Unfortunately he will probably get worse and more entrenched as he gets older. I’d advise building an escape fund.

MarshmallowSwede · 16/09/2021 13:46

If you’re not going to leave then the only thing you will be able to do is nod and say “yes dear”.

Do this if you want a very shallow, surface level relationship with your husband and to have a somewhat peaceful home. But know that denying yourself any ability to have an engaging conversation or even have your own opinion with your partner is not possible.

Your partner is the one person in the world that you should be able to freely express your mind and speak openly with if nothing else. By doing the “yes dear” strategy you are basically going to have to live without being able to ever speak your mind.

If you choose that then I have to say good luck.

Otherwise you can let him sulk. Turn his whole “his life is fine without you” on its head and you go out and live your life. He’s an adult acting like a spoiled brat. Get some hobbies and when he ignores you be so busy that you don’t even notice.

If you’re not going to leave then these are the only two options you have. Stay married to this man and just agree with everything, or disagree and let him sulk and live a separate life while he was throws a tantrum.

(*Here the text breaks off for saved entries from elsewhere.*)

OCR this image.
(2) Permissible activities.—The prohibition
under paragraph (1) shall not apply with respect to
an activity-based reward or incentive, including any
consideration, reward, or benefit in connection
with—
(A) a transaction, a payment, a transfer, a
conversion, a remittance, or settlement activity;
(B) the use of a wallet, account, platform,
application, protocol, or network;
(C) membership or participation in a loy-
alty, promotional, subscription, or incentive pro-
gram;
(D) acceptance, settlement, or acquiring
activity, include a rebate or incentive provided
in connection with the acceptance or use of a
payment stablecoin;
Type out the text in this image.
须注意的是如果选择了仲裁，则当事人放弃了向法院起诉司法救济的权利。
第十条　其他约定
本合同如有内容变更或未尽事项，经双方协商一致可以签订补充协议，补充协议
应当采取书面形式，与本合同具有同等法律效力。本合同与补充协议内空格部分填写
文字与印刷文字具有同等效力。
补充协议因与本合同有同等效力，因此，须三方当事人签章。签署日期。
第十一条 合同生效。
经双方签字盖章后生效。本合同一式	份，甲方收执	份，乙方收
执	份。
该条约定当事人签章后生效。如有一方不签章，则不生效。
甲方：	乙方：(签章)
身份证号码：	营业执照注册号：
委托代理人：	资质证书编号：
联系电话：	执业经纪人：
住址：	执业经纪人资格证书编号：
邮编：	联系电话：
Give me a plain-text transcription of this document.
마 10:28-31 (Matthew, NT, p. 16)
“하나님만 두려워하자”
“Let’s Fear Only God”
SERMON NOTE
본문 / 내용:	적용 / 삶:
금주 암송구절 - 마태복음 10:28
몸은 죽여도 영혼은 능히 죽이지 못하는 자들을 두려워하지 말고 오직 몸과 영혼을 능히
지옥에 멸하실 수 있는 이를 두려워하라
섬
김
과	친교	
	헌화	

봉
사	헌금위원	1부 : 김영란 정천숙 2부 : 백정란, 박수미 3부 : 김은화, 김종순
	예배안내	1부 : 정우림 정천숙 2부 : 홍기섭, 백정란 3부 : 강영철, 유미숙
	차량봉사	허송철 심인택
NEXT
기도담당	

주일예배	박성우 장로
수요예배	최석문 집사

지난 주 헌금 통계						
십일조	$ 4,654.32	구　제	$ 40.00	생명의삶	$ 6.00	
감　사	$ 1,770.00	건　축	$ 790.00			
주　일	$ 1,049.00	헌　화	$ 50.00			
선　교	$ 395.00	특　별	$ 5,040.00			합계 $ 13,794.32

twoandeights · 16/09/2021 13:52

I think I need to make moves to try and separate myself emotionally and psychologically. I’ve just started a new job so I’ve got that as a focus. Build up my CV, build up my support network. I’m starting counselling. Feel incredibly broken and unsure and lost.

OP posts:
wewereliars · 16/09/2021 13:58

It is hard OP but you can make a happy life for yourself without him! I was stuck for years, but took it one step at a time. It can be done.

Mintjulia · 16/09/2021 14:13

Does he see your new job as a threat? You making progress, being valued outside the home, having a route to independence from his control.
When my exBIL behaved like this, he tried to force my dsis to give up her job, stole her car so she couldn't physically get there. tried to have her fired, and then when none of that worked, turned violent. Op be careful. Brew

layladomino · 16/09/2021 19:59

Of course his behaviour is wrong. You are two adults who views and opinions are equally important. You are entitled to disagree. He has no right to try to stop you.

You won't understand him because his behaviour is far from normal. It isn't right. You say he's getting worse as well. Can he explain why he thinks you should always agree with him? Why he thinks he's always right?

I agree with pp, the only answer to this is to separate. You won't make any sense of it, you can't stop him being like this, you won't understand him, he won't change.

Please do what's right for you - you deserve so much better than this.

AnotherEmma · 16/09/2021 20:02

He is clearly abusive.
The counselling will help you, it's a good step you've made to start.
You might find it helpful to read "why does he do that?" by Lundy Bancroft.
You don't have to leave right now. Small steps. You will get there.
Is there anyone in real life who is supportive and you could talk to about the situation?